Ciononostante, il visitatore che oggi si reca a Santa Maria de Tridetti può ancora apprezzare i principali elementi architettonici che caratterizzavano l’edificio.

Staiti, La Chiesa

La Chiesa ha un impianto a tre navate. Doveva presentare una copertura lignea, ipotizzata già da Orsi e della quale non è rimasto più nulla. La facciata è orientata verso monte e le absidi verso mare.

Nella facciata si sviluppa un arcone ogivale; nell’ordine superiore si apre una finestra affiancata da due merli a coda di rondine, un motivo decorativo singolare ma ricorrente a Santa Maria de’ Tridetti; la finestra è, a sua volta, coronata da un campaniletto a vela con pinnacoli riconducibili a rifacimenti tardi (verosimilmente cinquecenteschi o seicenteschi).

La parete di fondo è caratterizzata dalla presenza di tre absidi: una centrale e due laterali meno pronunciate.

In ogni abside si apre una finestra coronata da una semi-cupola che poggia su una cornice a cremagliera. Sopra la finestra dell’abside centrale ricorre il tema decorativo dei merli a coda di rondine.

Questo tipo di decorazione si ripete anche nei due ordini superiori.

L’interno era caratterizzato dalla presenza di quattro grandi pilastri, due per lato, che uniti da archi sorreggevano le capriate del tetto e i travicelli dei tettucci laterali.

Il presbiterio era sormontato da una cupola nella quale, alcuni studiosi, hanno identificato contaminazioni con la qubba: la piccola cupola tipica degli edifici islamici (di cui Orsi ha prodotto un interessante rilievo ricostruttivo).

L’abside centrale è affiancata da due colonne in cotto sormontate da capitelli marmorei.

Ai lati del presbiterio ci sono due corpi rettangolari noti come prothesis e diaconicòn. Tali ambienti erano coperti con voltine a crociera e absidi poco accentuate, verosimilmente erano destinati a funzioni secondarie.

Staiti, a quando risale la Chiesa?

La datazione della chiesa di Santa Maria de’ Tridetti è controversa. Secondo alcuni studiosi, la Chiesa è stata edificata su una struttura preesistente databile intorno all’anno Mille.
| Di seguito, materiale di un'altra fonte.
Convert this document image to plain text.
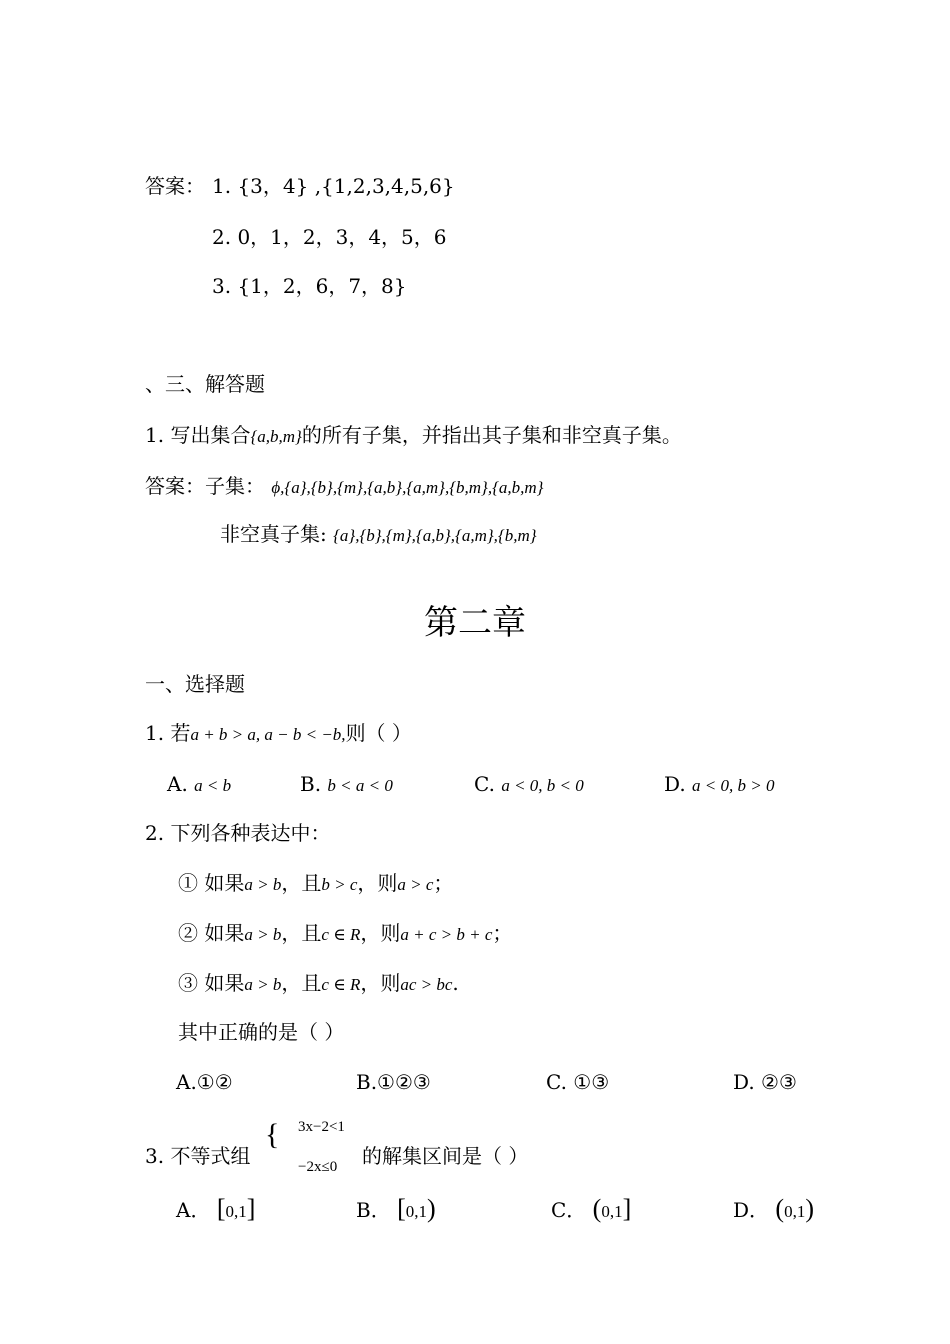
答案： 1. {3，4} ,{1,2,3,4,5,6}
2. 0，1，2，3，4，5，6
3. {1，2，6，7，8}
、三、解答题
1. 写出集合{a,b,m}的所有子集，并指出其子集和非空真子集。
答案：子集： ϕ,{a},{b},{m},{a,b},{a,m},{b,m},{a,b,m}
非空真子集: {a},{b},{m},{a,b},{a,m},{b,m}
第二章
一、选择题
1. 若a + b > a, a − b < −b,则（ ）
A. a < b	B. b < a < 0	C. a < 0, b < 0	D. a < 0, b > 0
2. 下列各种表达中：
① 如果a > b，且b > c，则a > c；
② 如果a > b，且c ∈ R，则a + c > b + c；
③ 如果a > b，且c ∈ R，则ac > bc.
其中正确的是（ ）
A.①②	B.①②③	C. ①③	D. ②③
3. 不等式组
{ 3x−2<1
−2x≤0 的解集区间是（ ）
A． [0,1]	B． [0,1)	C． (0,1]	D． (0,1)
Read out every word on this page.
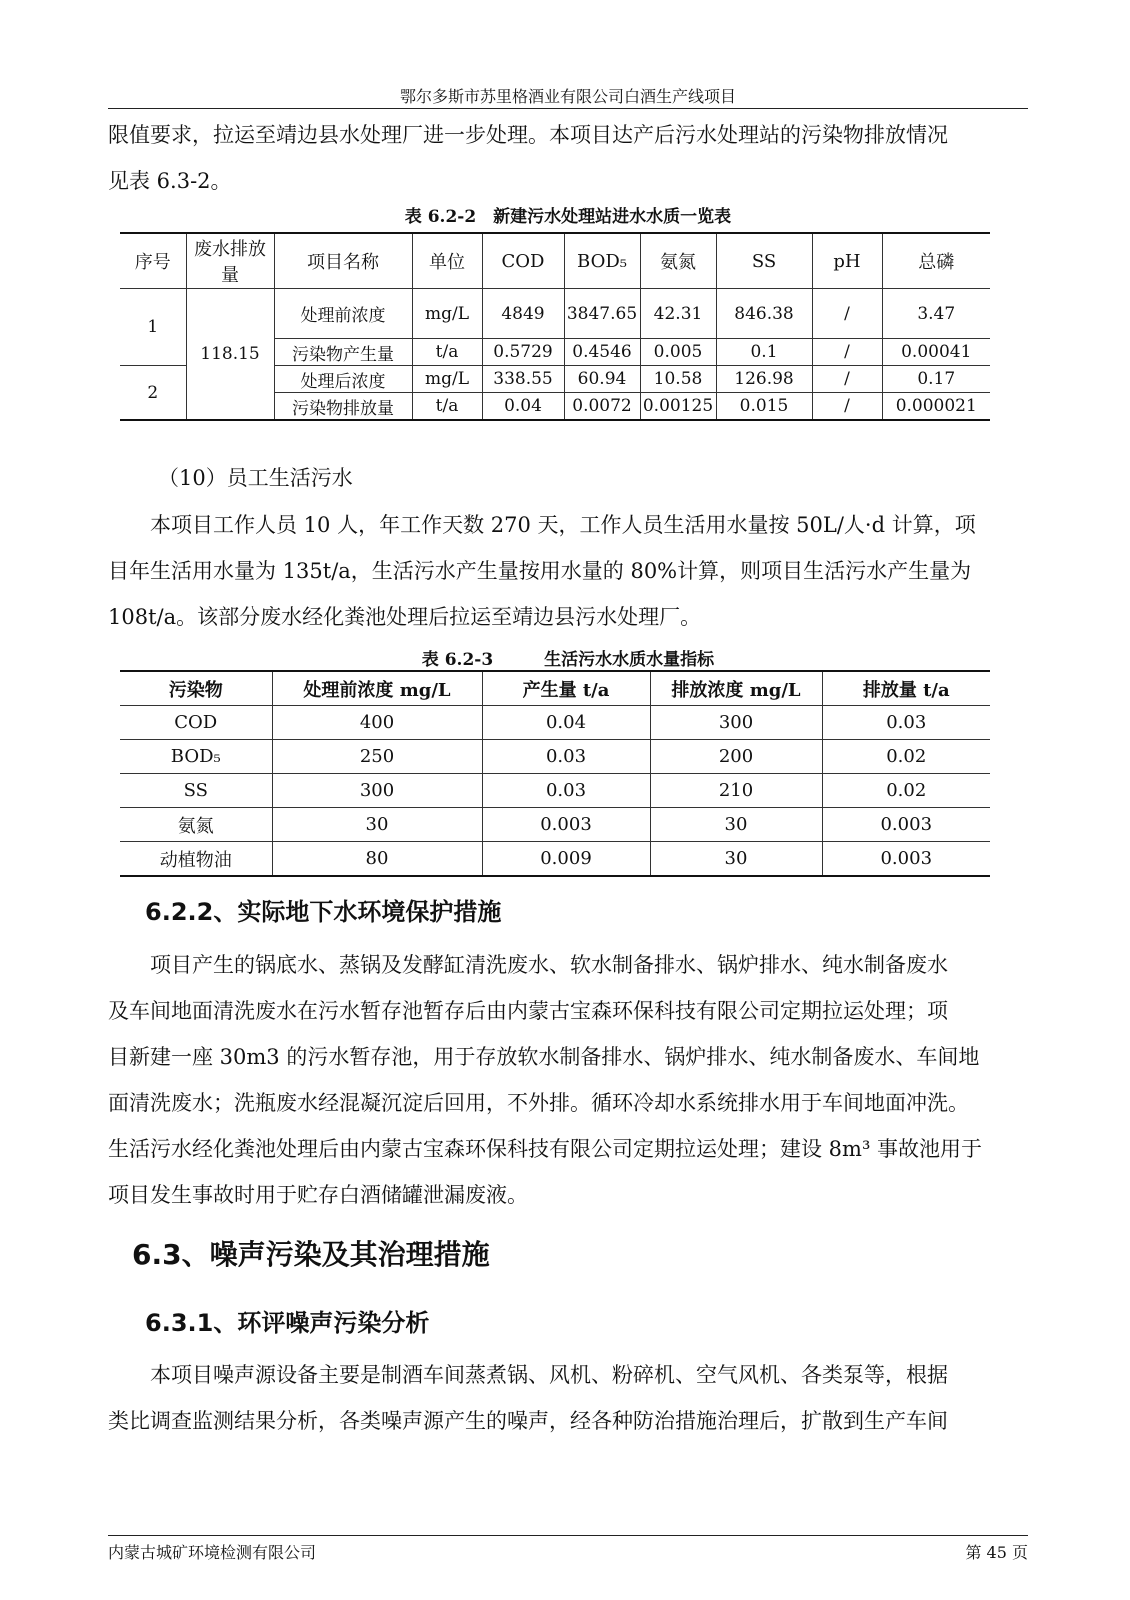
鄂尔多斯市苏里格酒业有限公司白酒生产线项目
限值要求，拉运至靖边县水处理厂进一步处理。本项目达产后污水处理站的污染物排放情况
见表 6.3-2。
表 6.2-2　新建污水处理站进水水质一览表
序号	废水排放量	项目名称	单位	COD	BOD₅	氨氮	SS	pH	总磷
1	118.15	处理前浓度	mg/L	4849	3847.65	42.31	846.38	/	3.47
		污染物产生量	t/a	0.5729	0.4546	0.005	0.1	/	0.00041
2		处理后浓度	mg/L	338.55	60.94	10.58	126.98	/	0.17
		污染物排放量	t/a	0.04	0.0072	0.00125	0.015	/	0.000021
（10）员工生活污水
本项目工作人员 10 人，年工作天数 270 天，工作人员生活用水量按 50L/人·d 计算，项
目年生活用水量为 135t/a，生活污水产生量按用水量的 80%计算，则项目生活污水产生量为
108t/a。该部分废水经化粪池处理后拉运至靖边县污水处理厂。
表 6.2-3　　　生活污水水质水量指标
污染物	处理前浓度 mg/L	产生量 t/a	排放浓度 mg/L	排放量 t/a
COD	400	0.04	300	0.03
BOD₅	250	0.03	200	0.02
SS	300	0.03	210	0.02
氨氮	30	0.003	30	0.003
动植物油	80	0.009	30	0.003
6.2.2、实际地下水环境保护措施
项目产生的锅底水、蒸锅及发酵缸清洗废水、软水制备排水、锅炉排水、纯水制备废水
及车间地面清洗废水在污水暂存池暂存后由内蒙古宝森环保科技有限公司定期拉运处理；项
目新建一座 30m3 的污水暂存池，用于存放软水制备排水、锅炉排水、纯水制备废水、车间地
面清洗废水；洗瓶废水经混凝沉淀后回用，不外排。循环冷却水系统排水用于车间地面冲洗。
生活污水经化粪池处理后由内蒙古宝森环保科技有限公司定期拉运处理；建设 8m³ 事故池用于
项目发生事故时用于贮存白酒储罐泄漏废液。
6.3、噪声污染及其治理措施
6.3.1、环评噪声污染分析
本项目噪声源设备主要是制酒车间蒸煮锅、风机、粉碎机、空气风机、各类泵等，根据
类比调查监测结果分析，各类噪声源产生的噪声，经各种防治措施治理后，扩散到生产车间
内蒙古城矿环境检测有限公司	第 45 页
Sicuramente l’impianto di base è di epoca Normanna (XI secolo) e rimase in uso almeno fino al Seicento.

La struttura, probabilmente, non era destinata ad accogliere i fedeli, ma era una chiesa afferente a un monastero dove officiavano monaci basiliani.
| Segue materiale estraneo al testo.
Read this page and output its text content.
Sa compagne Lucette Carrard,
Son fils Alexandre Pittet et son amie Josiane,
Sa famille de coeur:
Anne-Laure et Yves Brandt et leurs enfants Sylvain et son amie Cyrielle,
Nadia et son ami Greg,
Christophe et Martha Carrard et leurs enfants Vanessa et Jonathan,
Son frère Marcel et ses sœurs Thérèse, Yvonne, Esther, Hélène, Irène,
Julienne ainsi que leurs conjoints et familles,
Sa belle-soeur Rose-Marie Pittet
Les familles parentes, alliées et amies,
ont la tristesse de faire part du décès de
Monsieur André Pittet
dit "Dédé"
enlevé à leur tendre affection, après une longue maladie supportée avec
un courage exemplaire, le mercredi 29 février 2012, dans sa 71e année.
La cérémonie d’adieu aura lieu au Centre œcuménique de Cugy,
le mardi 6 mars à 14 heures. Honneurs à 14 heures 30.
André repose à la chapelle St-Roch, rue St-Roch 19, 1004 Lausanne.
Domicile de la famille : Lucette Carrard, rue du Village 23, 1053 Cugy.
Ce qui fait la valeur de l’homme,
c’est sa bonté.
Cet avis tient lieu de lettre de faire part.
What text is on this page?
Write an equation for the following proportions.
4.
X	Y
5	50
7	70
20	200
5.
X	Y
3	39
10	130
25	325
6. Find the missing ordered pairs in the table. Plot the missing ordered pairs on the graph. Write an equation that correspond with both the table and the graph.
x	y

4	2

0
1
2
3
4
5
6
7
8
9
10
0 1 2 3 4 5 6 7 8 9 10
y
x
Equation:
Il monastero è andato completamente perduto, ma se ne conserva memoria attraverso la toponomastica che riporta, nelle immediate vicinanze, la località detta “le badie”.

Santa Maria de Tridetti, nonostante la pesante spoliazione subita per secoli, fa intuire ancora oggi l’elevata tecnica e la cura che erano state adottate in fase di costruzione.

Al cospetto dei ruderi anche un visitatore occasionale percepisce un’armonia di base che scaturisce dall’equilibrio dei volumi, dalla qualificazione cromatica e dall’articolazione delle superficie esterne.

In questo edificio si fondano l’esperienza bizantina, l’influsso nordico normanno e le soluzioni tecniche di provenienza islamica: una sintesi perfetta della complessità culturale della Calabria medievale.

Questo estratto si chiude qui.